32-year-old Mikko Vehvilainen from Finland and 24-year-old Mark Barrett, both of whom serve in the British Army, as well as 22-year-old Alex Deakin, have been charged with being members of far-right group National Action.
The party was the first of its kind to be proscribed in the UK last year after an assessment revealed it is “concerned with terrorism.”
The men are among a group of five arrested on September 5. Two men have been released without charge.
The trio are due to appear before Westminster Magistrates' Court on Tuesday.Vehvilainen, who is also a fitness instructor now based at Sennybridge Camp, Powys, has been charged with being part of National Action, possessing terrorist documents, publishing racist material online and possession of pepper spray.
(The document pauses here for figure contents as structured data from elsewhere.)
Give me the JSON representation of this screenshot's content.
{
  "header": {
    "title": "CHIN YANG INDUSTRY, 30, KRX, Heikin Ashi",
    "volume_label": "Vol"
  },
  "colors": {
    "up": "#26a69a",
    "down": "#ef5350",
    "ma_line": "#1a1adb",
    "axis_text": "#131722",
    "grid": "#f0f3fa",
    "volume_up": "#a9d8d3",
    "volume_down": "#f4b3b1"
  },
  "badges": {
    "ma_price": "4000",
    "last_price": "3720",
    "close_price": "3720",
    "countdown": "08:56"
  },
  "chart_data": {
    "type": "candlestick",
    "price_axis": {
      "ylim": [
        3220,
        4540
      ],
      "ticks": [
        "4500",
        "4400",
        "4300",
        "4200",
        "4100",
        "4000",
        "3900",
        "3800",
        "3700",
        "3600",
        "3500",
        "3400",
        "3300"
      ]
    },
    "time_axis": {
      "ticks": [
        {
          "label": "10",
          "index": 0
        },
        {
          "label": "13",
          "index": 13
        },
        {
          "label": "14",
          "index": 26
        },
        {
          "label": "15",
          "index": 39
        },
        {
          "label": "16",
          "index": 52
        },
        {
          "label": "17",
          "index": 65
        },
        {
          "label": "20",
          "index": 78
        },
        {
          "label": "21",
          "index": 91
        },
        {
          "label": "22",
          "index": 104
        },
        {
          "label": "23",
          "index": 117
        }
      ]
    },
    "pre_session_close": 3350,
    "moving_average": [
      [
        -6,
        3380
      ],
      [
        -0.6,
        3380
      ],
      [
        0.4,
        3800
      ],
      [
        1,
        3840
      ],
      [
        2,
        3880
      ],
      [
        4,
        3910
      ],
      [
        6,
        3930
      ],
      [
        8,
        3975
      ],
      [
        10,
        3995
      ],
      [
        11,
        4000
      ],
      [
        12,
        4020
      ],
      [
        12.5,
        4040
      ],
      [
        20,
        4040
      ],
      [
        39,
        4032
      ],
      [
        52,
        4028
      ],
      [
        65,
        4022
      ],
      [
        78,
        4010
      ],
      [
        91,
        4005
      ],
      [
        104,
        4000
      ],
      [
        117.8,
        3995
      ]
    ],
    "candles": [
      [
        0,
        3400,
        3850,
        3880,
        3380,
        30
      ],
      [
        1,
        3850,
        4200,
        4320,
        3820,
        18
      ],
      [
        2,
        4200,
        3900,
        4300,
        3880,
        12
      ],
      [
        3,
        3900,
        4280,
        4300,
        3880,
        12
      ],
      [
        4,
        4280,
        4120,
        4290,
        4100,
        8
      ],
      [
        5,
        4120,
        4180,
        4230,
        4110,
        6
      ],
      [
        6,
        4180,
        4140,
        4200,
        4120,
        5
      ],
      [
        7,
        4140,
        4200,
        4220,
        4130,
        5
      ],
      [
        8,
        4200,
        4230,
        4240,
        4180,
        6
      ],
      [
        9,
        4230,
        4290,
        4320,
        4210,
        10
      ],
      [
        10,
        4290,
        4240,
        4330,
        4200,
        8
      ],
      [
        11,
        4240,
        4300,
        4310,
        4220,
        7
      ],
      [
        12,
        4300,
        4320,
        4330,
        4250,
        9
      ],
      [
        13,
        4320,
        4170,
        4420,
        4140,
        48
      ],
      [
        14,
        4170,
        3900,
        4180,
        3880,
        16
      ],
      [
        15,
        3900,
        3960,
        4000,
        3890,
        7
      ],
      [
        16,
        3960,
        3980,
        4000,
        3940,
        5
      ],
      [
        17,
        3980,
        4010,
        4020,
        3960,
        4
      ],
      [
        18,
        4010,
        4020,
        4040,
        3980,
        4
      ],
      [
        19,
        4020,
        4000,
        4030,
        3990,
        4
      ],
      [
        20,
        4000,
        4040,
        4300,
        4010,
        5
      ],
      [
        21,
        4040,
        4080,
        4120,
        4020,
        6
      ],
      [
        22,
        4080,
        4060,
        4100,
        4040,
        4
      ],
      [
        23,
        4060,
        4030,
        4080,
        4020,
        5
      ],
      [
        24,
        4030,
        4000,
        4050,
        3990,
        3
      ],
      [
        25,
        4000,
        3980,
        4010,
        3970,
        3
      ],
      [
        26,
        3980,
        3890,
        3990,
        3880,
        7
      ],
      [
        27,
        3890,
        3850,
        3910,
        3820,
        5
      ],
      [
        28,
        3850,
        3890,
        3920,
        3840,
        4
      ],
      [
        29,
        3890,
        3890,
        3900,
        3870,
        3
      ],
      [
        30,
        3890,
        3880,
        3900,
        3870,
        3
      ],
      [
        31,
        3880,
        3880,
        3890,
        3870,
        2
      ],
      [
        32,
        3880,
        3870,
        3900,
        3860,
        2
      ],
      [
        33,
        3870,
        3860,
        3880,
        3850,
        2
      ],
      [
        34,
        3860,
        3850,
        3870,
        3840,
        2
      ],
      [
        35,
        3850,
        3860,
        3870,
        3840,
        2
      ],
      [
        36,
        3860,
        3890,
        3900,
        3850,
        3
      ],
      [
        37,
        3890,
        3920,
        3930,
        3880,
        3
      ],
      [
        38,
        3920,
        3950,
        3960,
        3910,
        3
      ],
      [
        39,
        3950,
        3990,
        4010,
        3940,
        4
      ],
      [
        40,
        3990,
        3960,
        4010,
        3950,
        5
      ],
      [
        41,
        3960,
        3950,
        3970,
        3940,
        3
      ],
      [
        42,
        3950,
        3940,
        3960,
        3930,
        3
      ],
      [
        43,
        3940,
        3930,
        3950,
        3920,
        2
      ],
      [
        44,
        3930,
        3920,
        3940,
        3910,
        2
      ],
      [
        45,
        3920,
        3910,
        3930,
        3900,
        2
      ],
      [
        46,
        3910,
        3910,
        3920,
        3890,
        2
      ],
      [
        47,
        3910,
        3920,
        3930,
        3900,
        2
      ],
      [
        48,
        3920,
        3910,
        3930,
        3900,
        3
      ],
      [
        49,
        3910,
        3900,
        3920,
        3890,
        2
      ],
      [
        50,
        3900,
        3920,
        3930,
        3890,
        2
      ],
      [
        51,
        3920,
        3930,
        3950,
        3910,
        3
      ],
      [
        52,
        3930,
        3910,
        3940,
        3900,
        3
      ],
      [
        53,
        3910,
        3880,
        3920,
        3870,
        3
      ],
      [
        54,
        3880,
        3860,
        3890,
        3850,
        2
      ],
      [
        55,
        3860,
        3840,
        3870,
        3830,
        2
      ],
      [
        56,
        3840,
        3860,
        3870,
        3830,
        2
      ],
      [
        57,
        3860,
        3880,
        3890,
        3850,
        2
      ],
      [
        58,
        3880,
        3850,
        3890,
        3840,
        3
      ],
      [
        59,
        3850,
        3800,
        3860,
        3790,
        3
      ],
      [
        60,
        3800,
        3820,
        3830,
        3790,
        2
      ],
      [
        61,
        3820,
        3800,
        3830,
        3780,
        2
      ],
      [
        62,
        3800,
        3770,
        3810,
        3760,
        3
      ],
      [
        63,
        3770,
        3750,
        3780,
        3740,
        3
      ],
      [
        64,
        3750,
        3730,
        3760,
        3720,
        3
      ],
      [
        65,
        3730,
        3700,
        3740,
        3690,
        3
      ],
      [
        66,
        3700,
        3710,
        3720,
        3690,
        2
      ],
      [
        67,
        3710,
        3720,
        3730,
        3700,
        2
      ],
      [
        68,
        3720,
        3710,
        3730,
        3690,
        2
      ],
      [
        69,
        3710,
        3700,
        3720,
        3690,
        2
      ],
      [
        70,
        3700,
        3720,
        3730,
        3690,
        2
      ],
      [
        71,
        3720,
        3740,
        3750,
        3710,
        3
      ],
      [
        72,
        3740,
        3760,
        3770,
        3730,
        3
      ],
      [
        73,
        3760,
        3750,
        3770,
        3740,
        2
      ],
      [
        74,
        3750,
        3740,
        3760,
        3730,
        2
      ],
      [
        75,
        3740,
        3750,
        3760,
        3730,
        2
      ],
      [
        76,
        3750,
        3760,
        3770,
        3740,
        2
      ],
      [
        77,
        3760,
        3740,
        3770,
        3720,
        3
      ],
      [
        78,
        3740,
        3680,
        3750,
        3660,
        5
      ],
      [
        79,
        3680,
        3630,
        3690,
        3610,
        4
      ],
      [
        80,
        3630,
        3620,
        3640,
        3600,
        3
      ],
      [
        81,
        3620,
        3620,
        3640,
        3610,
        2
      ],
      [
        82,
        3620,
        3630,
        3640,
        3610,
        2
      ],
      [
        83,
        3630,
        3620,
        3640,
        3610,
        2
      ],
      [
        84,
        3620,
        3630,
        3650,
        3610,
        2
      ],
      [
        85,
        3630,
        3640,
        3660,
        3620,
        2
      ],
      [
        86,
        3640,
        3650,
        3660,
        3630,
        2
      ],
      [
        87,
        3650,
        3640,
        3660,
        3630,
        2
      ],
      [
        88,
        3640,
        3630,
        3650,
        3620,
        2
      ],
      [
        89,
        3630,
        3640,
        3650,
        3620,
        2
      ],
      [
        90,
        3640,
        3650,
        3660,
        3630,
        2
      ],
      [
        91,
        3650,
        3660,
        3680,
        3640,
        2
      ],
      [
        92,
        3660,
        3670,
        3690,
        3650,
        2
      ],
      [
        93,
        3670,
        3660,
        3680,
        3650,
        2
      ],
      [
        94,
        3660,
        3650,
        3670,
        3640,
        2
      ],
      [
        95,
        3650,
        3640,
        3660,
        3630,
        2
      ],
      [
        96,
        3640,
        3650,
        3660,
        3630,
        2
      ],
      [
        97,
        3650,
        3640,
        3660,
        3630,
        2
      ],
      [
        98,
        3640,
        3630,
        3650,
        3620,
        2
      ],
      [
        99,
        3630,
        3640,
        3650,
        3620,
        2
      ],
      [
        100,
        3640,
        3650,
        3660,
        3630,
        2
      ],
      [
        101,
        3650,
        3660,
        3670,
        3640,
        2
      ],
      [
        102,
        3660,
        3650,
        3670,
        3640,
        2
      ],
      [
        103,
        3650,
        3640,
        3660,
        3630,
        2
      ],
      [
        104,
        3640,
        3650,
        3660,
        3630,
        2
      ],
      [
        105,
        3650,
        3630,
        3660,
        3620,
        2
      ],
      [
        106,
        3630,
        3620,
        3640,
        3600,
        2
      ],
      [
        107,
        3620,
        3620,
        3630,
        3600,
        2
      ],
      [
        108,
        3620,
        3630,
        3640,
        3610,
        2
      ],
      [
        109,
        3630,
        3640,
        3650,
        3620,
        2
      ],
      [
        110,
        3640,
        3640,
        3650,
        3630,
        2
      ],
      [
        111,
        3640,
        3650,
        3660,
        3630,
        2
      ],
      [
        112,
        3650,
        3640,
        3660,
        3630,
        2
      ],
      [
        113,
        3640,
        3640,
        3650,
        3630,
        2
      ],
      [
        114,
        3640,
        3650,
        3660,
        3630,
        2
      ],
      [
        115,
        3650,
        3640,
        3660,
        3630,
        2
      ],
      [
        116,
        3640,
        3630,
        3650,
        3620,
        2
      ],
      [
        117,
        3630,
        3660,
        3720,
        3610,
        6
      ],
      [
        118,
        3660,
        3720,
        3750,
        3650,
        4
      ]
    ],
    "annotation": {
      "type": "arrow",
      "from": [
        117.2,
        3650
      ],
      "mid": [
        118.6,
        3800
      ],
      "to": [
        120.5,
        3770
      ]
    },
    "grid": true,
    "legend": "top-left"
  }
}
Barrett, from Northampton, faces a sole count of being part of National Action.
Deakin, from Coventry, has been charged with being part of the proscribed party, possessing and distributing terrorist material and inciting racial hatred after stickers from National Action appeared in various places around Aston University Camp.
The West Midlands Counter-Terrorism Unit, the Wales Extremism Counter-Terrorism Unit and the East Midlands Counter-Terrorism Intelligence Unit cooperated in making the arrests last week.
West Midlands Police said the arrests had been "pre-planned and intelligence-led" with no threat to public safety.
The force said two 24-year-old men, one from man from Northampton and one from Ipswich, were released without charge on Saturday following inquiries.
Home Secretary Amber Rudd decided to proscribe National Action in December last year as she said it is a “racist, anti-Semitic and homophobic organisation which stirs up hatred, glorifies violence and promotes a vile ideology”.
The outlawing of the party makes it a crime to be a member or supporter, punishable by a maximum of ten years in prison.
Just three months after the ban, however, anti-extremist campaign group Hope not Hate reported National Action was carrying on its activity “in all but name and poses a serious terrorist threat”.